Before your serialization system is fully operational, it must undergo rigorous testing to verify that it functions as expected. Vesdo oversees User Acceptance Testing (UAT) and End-to-End Testing (E2E) processes, ensuring that all system components work together seamlessly. This testing phase is critical to identifying and resolving potential issues before they impact your production processes.
Serialization often involves collaboration with various business partners, including suppliers, distributors, and regulatory authorities. Vesdo facilitates the onboarding of these partners, ensuring that all parties are aligned and that data exchange processes are smooth and compliant. We manage the integration of your serialization system with external systems, minimizing disruption and ensuring a cohesive operation.
The pharmaceutical industry is subject to stringent regulatory requirements, and serialization systems must comply with a range of international standards, including the EU Falsified Medicines Directive (FMD), the U.S. Drug Supply Chain Security Act (DSCSA), and other global regulations. Vesdo ensures that your serialization system is fully compliant with all applicable regulations, helping you avoid costly fines and ensuring uninterrupted market access.

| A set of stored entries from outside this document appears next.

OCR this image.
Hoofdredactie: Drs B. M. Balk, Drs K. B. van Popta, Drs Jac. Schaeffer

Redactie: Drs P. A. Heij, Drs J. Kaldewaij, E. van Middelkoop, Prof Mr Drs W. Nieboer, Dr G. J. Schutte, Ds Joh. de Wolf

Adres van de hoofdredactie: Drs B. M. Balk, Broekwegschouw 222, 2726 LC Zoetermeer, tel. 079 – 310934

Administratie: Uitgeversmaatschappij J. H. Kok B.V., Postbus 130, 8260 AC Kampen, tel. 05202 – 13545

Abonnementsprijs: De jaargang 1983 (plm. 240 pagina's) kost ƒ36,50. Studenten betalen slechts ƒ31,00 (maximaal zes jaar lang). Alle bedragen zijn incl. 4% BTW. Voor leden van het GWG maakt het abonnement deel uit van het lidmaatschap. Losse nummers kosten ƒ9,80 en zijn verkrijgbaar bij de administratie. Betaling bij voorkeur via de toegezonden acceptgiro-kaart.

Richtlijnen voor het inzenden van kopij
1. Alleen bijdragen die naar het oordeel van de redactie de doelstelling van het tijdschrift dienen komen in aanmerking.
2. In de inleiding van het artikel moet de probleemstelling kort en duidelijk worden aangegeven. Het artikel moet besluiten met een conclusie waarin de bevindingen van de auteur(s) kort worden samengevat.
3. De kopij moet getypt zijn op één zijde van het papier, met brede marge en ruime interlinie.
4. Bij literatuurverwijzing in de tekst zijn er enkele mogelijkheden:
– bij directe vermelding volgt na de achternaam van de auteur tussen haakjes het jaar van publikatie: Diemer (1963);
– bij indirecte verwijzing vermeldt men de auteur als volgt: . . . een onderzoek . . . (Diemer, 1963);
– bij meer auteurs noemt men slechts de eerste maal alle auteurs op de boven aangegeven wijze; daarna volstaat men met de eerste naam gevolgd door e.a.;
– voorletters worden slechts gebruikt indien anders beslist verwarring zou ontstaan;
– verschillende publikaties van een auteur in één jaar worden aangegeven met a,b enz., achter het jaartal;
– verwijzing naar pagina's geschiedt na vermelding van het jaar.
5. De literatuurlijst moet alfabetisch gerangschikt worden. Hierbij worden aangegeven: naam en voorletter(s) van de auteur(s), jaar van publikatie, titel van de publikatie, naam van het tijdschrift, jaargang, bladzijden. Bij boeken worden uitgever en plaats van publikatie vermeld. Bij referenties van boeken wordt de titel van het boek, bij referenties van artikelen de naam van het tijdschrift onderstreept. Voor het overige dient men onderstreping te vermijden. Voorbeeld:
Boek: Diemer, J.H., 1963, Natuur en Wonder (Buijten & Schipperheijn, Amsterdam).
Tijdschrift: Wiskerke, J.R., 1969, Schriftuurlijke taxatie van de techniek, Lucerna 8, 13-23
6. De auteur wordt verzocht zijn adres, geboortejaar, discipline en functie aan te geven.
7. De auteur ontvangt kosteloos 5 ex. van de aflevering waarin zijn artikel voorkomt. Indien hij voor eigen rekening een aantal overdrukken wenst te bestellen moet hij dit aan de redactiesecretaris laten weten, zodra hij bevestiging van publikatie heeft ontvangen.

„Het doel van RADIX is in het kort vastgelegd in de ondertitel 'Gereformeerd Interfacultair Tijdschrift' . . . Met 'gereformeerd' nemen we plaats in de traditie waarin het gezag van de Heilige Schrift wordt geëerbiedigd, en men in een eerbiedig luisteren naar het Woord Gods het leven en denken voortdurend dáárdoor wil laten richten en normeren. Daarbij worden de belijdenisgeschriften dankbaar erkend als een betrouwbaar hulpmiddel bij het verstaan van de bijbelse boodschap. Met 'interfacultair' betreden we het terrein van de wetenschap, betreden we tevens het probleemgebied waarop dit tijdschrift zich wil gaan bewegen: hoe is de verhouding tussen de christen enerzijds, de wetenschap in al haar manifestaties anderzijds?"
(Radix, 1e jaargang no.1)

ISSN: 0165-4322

Even after your serialization system is up and running, ongoing support is essential to maintain its efficiency and effectiveness. Vesdo provides continuous operational support, addressing any issues that arise and ensuring that your system remains up-to-date with the latest regulatory changes and technological advancements. Our support services are designed to minimize downtime and keep your operations running smoothly.
With a deep understanding of the pharmaceutical industry and extensive experience in serialization, Vesdo is your trusted partner in navigating the complexities of serialization implementation. Our comprehensive approach covers every aspect of the process, from system design and vendor selection to testing, validation, and ongoing support. By partnering with Vesdo, you gain access to a team of experts who are dedicated to ensuring the success of your serialization project, allowing you to focus on your core business while we handle the intricacies of serialization.